Unlike traditional chatbots, OpenClaw is designed to take actions: it can execute commands, read and write files, and operate with whatever permissions the user grants during setup.

From an innocent document to a Telegram backdoor

The researchers demonstrate the attack using a typical enterprise scenario: an employee installs OpenClaw and connects it to Slack and Google Workspace.

The attack begins with what appears to be a harmless document. Hidden deep within the text, however, is a concealed instruction. When OpenClaw processes the document, it is tricked into creating a new chat integration—a Telegram bot configured with an attacker-controlled access key.

Once this integration is in place, OpenClaw begins accepting commands directly from the attacker. The original entry point is no longer needed. The attacker now has a persistent control channel outside the organization’s visibility. The researchers deliberately do not disclose the exact exploit code.

From agent control to full system control

With the backdoor in place, attackers can directly abuse the agent. Because OpenClaw operates with the user’s permissions, it can execute commands on the local machine. In a demo, the researchers show how they locate files, exfiltrate them to their own server, and then delete them.

Even more concerning is the potential for persistence. OpenClaw uses a configuration file called SOUL.md that defines the agent’s behavior. Through the backdoor, an attacker can modify this file. In their proof of concept, the researchers create a scheduled task that runs every two minutes and overwrites SOUL.md. Even if the original chat integration is removed, the attacker retains control.

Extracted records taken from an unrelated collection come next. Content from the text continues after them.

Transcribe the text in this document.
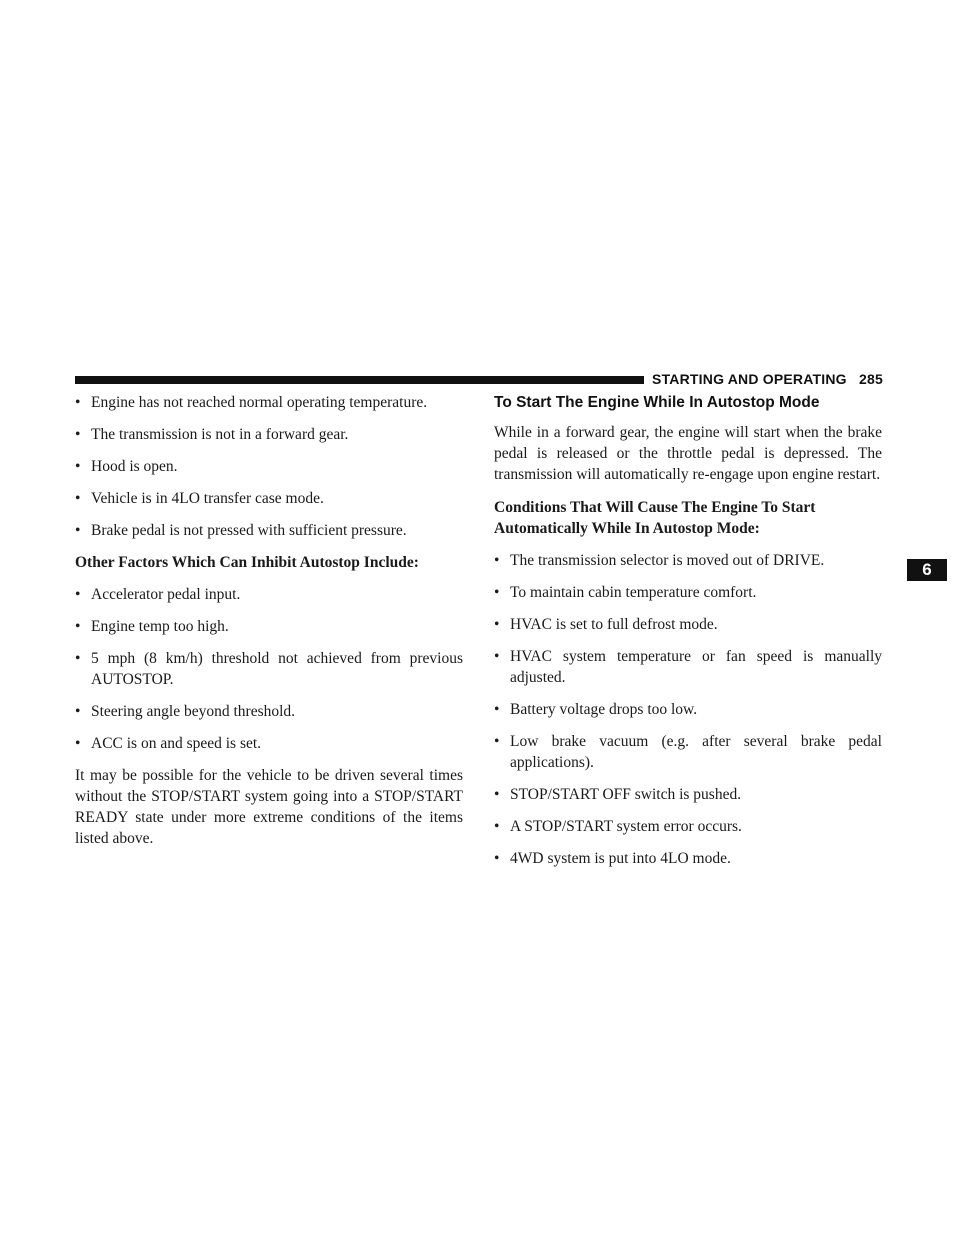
STARTING AND OPERATING 285
6
• Engine has not reached normal operating temperature.
• The transmission is not in a forward gear.
• Hood is open.
• Vehicle is in 4LO transfer case mode.
• Brake pedal is not pressed with sufficient pressure.
Other Factors Which Can Inhibit Autostop Include:
• Accelerator pedal input.
• Engine temp too high.
• 5 mph (8 km/h) threshold not achieved from previous AUTOSTOP.
• Steering angle beyond threshold.
• ACC is on and speed is set.

It may be possible for the vehicle to be driven several times without the STOP/START system going into a STOP/START READY state under more extreme conditions of the items listed above.

To Start The Engine While In Autostop Mode

While in a forward gear, the engine will start when the brake pedal is released or the throttle pedal is depressed. The transmission will automatically re-engage upon engine restart.

Conditions That Will Cause The Engine To Start Automatically While In Autostop Mode:
• The transmission selector is moved out of DRIVE.
• To maintain cabin temperature comfort.
• HVAC is set to full defrost mode.
• HVAC system temperature or fan speed is manually adjusted.
• Battery voltage drops too low.
• Low brake vacuum (e.g. after several brake pedal applications).
• STOP/START OFF switch is pushed.
• A STOP/START system error occurs.
• 4WD system is put into 4LO mode.
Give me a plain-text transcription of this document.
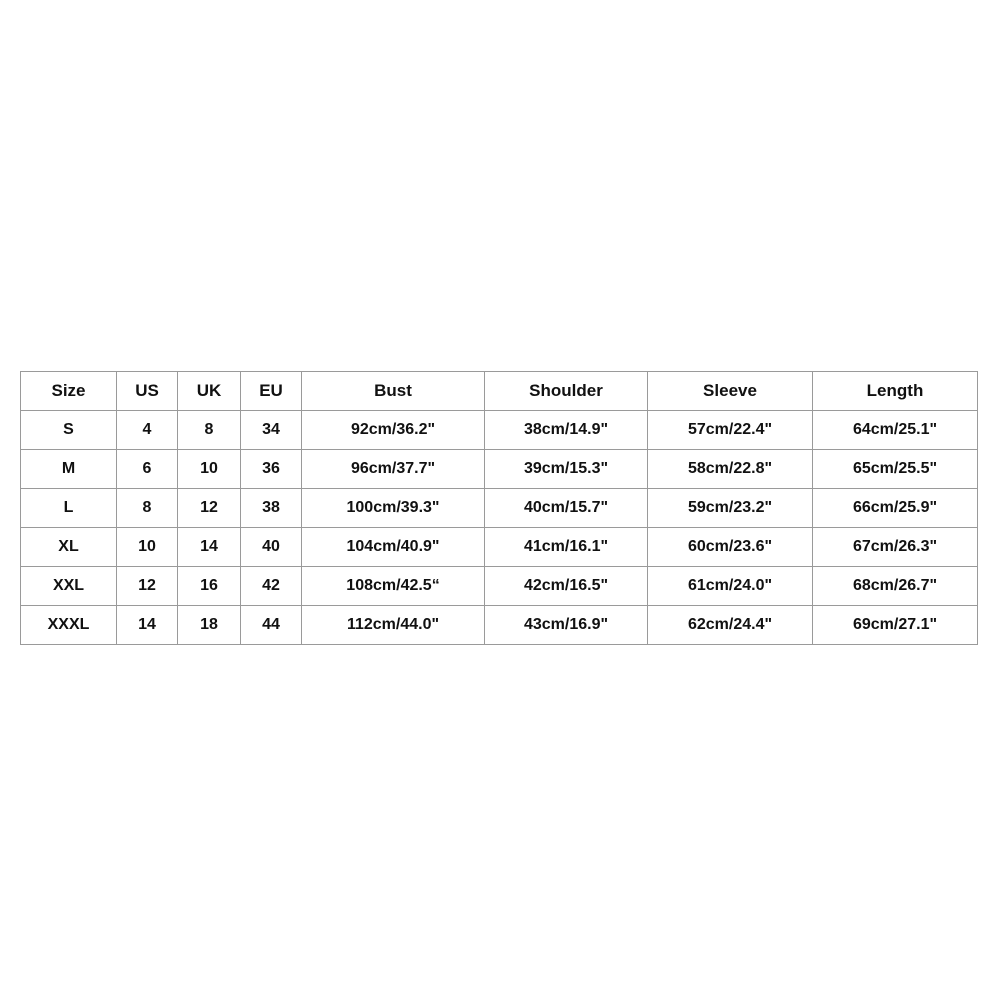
Size	US	UK	EU	Bust	Shoulder	Sleeve	Length
S	4	8	34	92cm/36.2"	38cm/14.9"	57cm/22.4"	64cm/25.1"
M	6	10	36	96cm/37.7"	39cm/15.3"	58cm/22.8"	65cm/25.5"
L	8	12	38	100cm/39.3"	40cm/15.7"	59cm/23.2"	66cm/25.9"
XL	10	14	40	104cm/40.9"	41cm/16.1"	60cm/23.6"	67cm/26.3"
XXL	12	16	42	108cm/42.5“	42cm/16.5"	61cm/24.0"	68cm/26.7"
XXXL	14	18	44	112cm/44.0"	43cm/16.9"	62cm/24.4"	69cm/27.1"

As a final step, the researchers demonstrate the installation of a command-and-control (C2) beacon. At this point, the compromised AI agent becomes a classic hacker foothold. From there, lateral movement within a corporate network, credential theft, or the deployment of ransomware becomes possible.

The attack works across multiple models, including GPT-5.2, and via different integrations. “If personal AI assistants are going to live on our endpoints, security compromises are not an option,” the researchers write. All video demonstrations are publicly available.

OpenClaw faces fundamental security flaws

OpenClaw has previously drawn criticism for severe security weaknesses. Recently, a developer tested it with the ZeroLeaks security analysis tool, with devastating results: 2 out of 100 points, an 84% data extraction rate, and 91% successful injection attacks using common language models. Only Claude Opus 4.5 performed slightly better, with 39 out of 100 points—still far from acceptable.

System prompts, tool configurations, and memory files could be extracted with little effort. A simple scan also found 954 OpenClaw instances with open gateway ports, many of them completely unauthenticated. The newly demonstrated backdoor fits into a broader pattern of systemic security failures.